Combien des mêmes peñas autochtones vous accueillent avec autant de délicatesse, de gentillesse, d'enthousiasme, et surtout de socios présents que la Peña Angelina de Saint Jean d'Angély? Quand ils se réunissent, ils sont 50 passionnés (seuls les grabataires et les agonisants restent à la casa), quand chez nous, une conférence ou un débat attire difficilement 10 pelés, 3 tondus et 2 galeux (ces derniers ayant vu de la lumière et étant entrés par hasard...).
La Commission Taurine d'Orthez a organisé le week-end dernier un voyage pour visiter les ganaderias des fêtes. 6 inscrits (sur 53) sont venus de toute la France, quand des prétendus aficionados du cru, sans doute blasés, ont jugé superfétatoire de répondre présent. Tant pis pour eux, c'était jubilatoire! Merci aux estrangers, à ces nouvelles amitiés.

Qu'on ne vienne donc pas me chatouiller avec cet esprit de clocher merdique, le même qui oppose nos bourgades, dont chacune rivalise pour occuper le centre du monde, dont chacune croit être le nombril!
Personnellement, je m'honore de l'amitié et de la camaraderie de ces copains d'ailleurs, de Denis le Parisien ou de Denis le Lillois, qui parlent, voient, pensent, plaisantent différemment, comme de celle de mes amis  Shavkat l'Ouzbek, Youssef le Marocain, Mitsuhitsa le Japonais, William l'Ecossais, Firouz l'Iranien ou John le Texan (ils se reconnaitront). Ils sont le sel de ma vie, sans lequel tout serait fade.

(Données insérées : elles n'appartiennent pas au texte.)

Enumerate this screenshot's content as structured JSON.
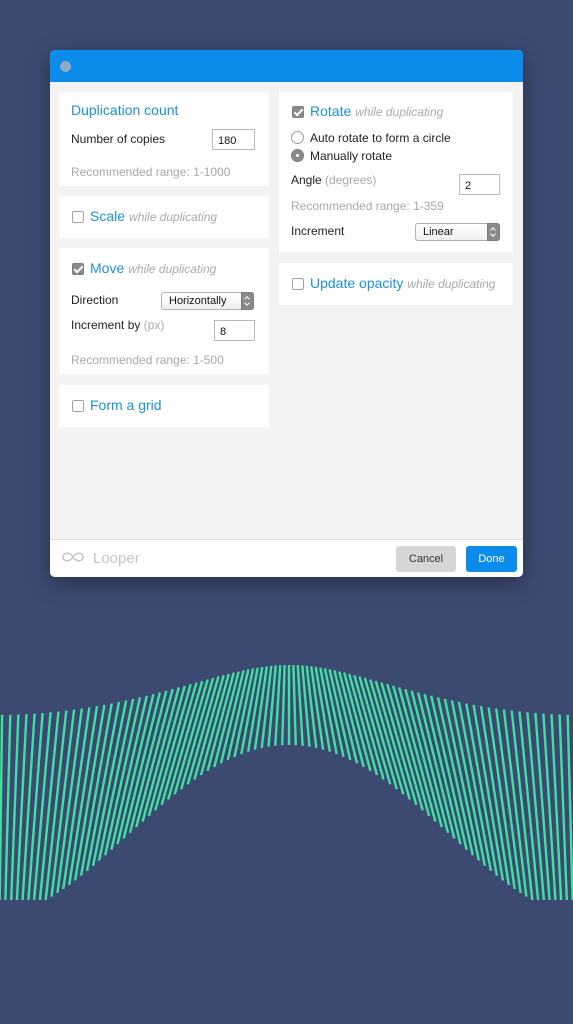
{
  "app": {
    "name": "Looper"
  },
  "duplication": {
    "title": "Duplication count",
    "copies_label": "Number of copies",
    "copies_value": "180",
    "range": "Recommended range: 1-1000"
  },
  "scale": {
    "title": "Scale",
    "hint": "while duplicating",
    "checked": false
  },
  "move": {
    "title": "Move",
    "hint": "while duplicating",
    "checked": true,
    "direction_label": "Direction",
    "direction_value": "Horizontally",
    "increment_label": "Increment by",
    "increment_unit": "(px)",
    "increment_value": "8",
    "range": "Recommended range: 1-500"
  },
  "grid": {
    "title": "Form a grid",
    "checked": false
  },
  "rotate": {
    "title": "Rotate",
    "hint": "while duplicating",
    "checked": true,
    "option_auto": "Auto rotate to form a circle",
    "option_manual": "Manually rotate",
    "selected_option": "manual",
    "angle_label": "Angle",
    "angle_unit": "(degrees)",
    "angle_value": "2",
    "range": "Recommended range: 1-359",
    "increment_label": "Increment",
    "increment_value": "Linear"
  },
  "opacity": {
    "title": "Update opacity",
    "hint": "while duplicating",
    "checked": false
  },
  "footer": {
    "logo_text": "Looper",
    "cancel_label": "Cancel",
    "done_label": "Done"
  },
  "colors": {
    "background": "#3c4a72",
    "accent": "#0b8ceb",
    "link": "#1d8fe0",
    "wave": "#3fe0a0"
  }
}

Pour ma part, j'échangerais volontiers quelques dizaines de casse-berles locaux, imbus de leur supériorité supposée, de leurs privilèges callejonesques ou des 30 corridas vues du canapé sur Canal + Espagne, contre une poignée d'aficionados de verdad qui font 500 ou 1000 kms POUR ÊTRE PRESENTS et pour nous faire l'honneur de partager convivialement la fiesta dans nos arènes snobées par les aborigènes (ou dans les Landes, les arborigènes).

Et puis mordiou, s'il le faut, je suis prêt à en découdre à l'heure et au lieu qui plairont aux cuistres, de quelque patois qu'ils soient. Le choix des armes (tinto, clarete, chinchon, yoyo ou puces parisiennes) demeurant à la dévolution  de l'offensé.
Je gage qu'à la Brega, beaucoup de témoins se bousculeront pour me seconder dans le duel.